Complete step-by-step answer:
Let us consider the given expression
 $z={{\left( \dfrac{\sqrt{3}}{2}+\dfrac{i}{2} \right)}^{5}}+{{\left( \dfrac{\sqrt{3}}{2}-\dfrac{i}{2} \right)}^{5}}$
We know that $\cos \left( \dfrac{\pi }{6} \right)=\dfrac{\sqrt{3}}{2}$ and $\sin \left( \dfrac{\pi }{6} \right)=\dfrac{1}{2}$ and we replace this values in the given expression,
$z={{\left( \cos \left( \dfrac{\pi }{6} \right)+i\sin \left( \dfrac{\pi }{6} \right) \right)}^{5}}+{{\left( \cos \left( \dfrac{\pi }{6} \right)-i\sin \left( \dfrac{\pi }{6} \right) \right)}^{5}}$
We know that the Euler’s formula for the complex number, $\cos \theta +i\sin \theta ={{e}^{i\theta }}$
$z={{\left( {{e}^{i\dfrac{\pi }{6}}} \right)}^{5}}+{{\left( {{e}^{-i\dfrac{\pi }{6}}} \right)}^{5}}$
By using the indices formula ${{\left( {{x}^{a}} \right)}^{b}}={{x}^{ab}}$ and we have
\[z={{e}^{i\dfrac{5\pi }{6}}}+{{e}^{-i\dfrac{5\pi }{6}}}\]

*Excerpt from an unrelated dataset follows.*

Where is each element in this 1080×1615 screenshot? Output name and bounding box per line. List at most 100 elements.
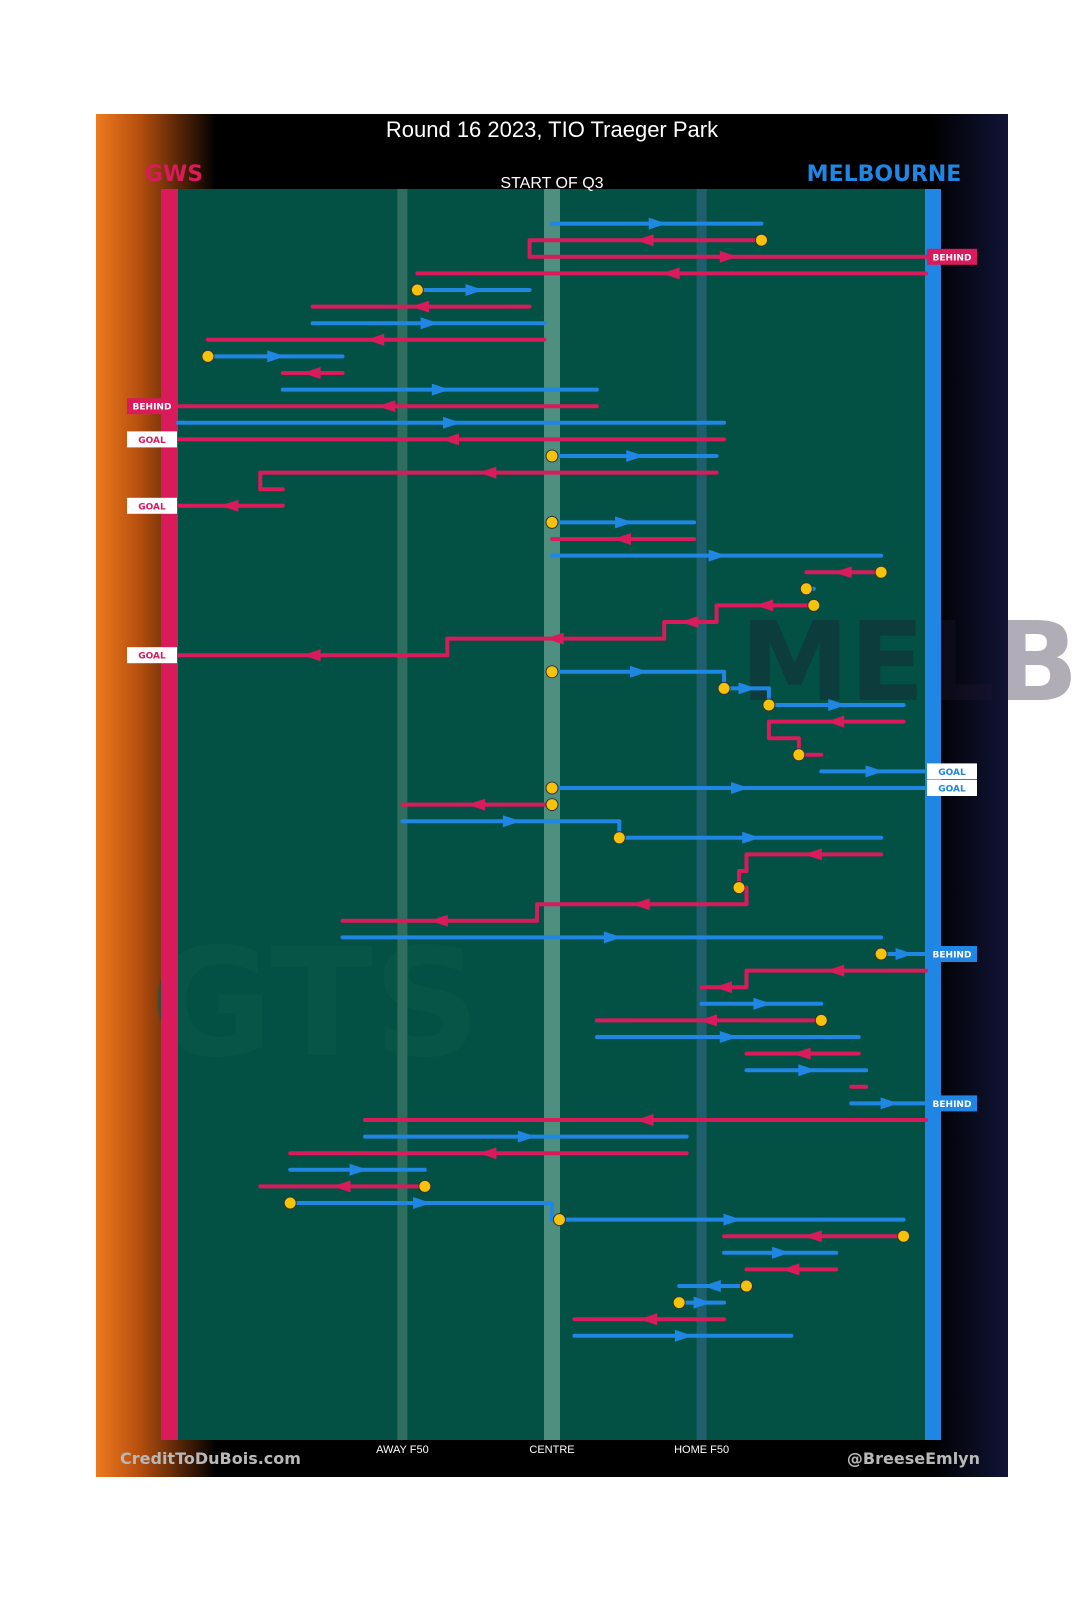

Again, applying the Euler’s formula of a complex number in the reserve order ${{e}^{i\theta }}=\cos \theta +i\sin \theta $
\[z=\left[ \cos \left( \dfrac{5\pi }{6} \right)+i\sin \left( \dfrac{5\pi }{6} \right) \right]+\left[ \cos \left( \dfrac{5\pi }{6} \right)-i\sin \left( \dfrac{5\pi }{6} \right) \right]\]
Rearrange the term $\dfrac{5\pi }{6}=\pi -\dfrac{\pi }{6}$ in the above expression, we get
\[z=\left[ \cos \left( \pi -\dfrac{\pi }{6} \right)+i\sin \left( \pi -\dfrac{\pi }{6} \right) \right]+\left[ \cos \left( \pi -\dfrac{\pi }{6} \right)-i\sin \left( \pi -\dfrac{\pi }{6} \right) \right]\]
Applying the allied angle formulas $\cos \left( \pi -\dfrac{\pi }{6} \right)=-\cos \dfrac{\pi }{6}$ and $\sin \left( \pi -\dfrac{\pi }{6} \right)=\sin \dfrac{\pi }{6}$, we get
\[z=\left[ -\cos \left( \dfrac{\pi }{6} \right)+i\sin \left( \dfrac{\pi }{6} \right) \right]+\left[ -\cos \left( \dfrac{\pi }{6} \right)-i\sin \left( \dfrac{\pi }{6} \right) \right]\]
Rearranging the terms, we get
\[z=-\cos \left( \dfrac{\pi }{6} \right)+i\sin \left( \dfrac{\pi }{6} \right)-\cos \left( \dfrac{\pi }{6} \right)-i\sin \left( \dfrac{\pi }{6} \right)\]
Cancelling the term $i\sin \left( \dfrac{\pi }{6} \right)$ on the right side, we get
\[z=-\cos \left( \dfrac{\pi }{6} \right)-\cos \left( \dfrac{\pi }{6} \right)\]
\[z=-2\cos \left( \dfrac{\pi }{6} \right)\]
We have \[\cos \left( \dfrac{\pi }{6} \right)=\dfrac{\sqrt{3}}{2}\] and replace this value in the above expression, we get
\[z=-2\times \dfrac{\sqrt{3}}{2}\]
\[z=-\sqrt{3}\]
It can be also written as
\[z=-\sqrt{3}+i0\]
Now comparing this complex number with the general complex number $z=x+iy$, we get
$x=-\sqrt{3}$ and $y=0$
Hence the imaginary part of the given expression is zero.
Therefore, the correct option for the given question is option (b).

Note: Alternatively, the question is solved as follows
The polar form the complex number is $z=r\left( \cos \theta +i\sin \theta \right)$ where ${{r}^{2}}=\dfrac{3}{4}+\dfrac{1}{4}=1$ and $\theta =\dfrac{\pi }{6}$. Therefore$z={{r}^{5}}\left[ {{e}^{i5\theta }}+{{e}^{-i5\theta }} \right]$, put r = 1 and by using De-Moivre’s theorem. This gives $z=2\cos 5\theta $. Hence it is a real number that means the imaginary part in the complex number is zero.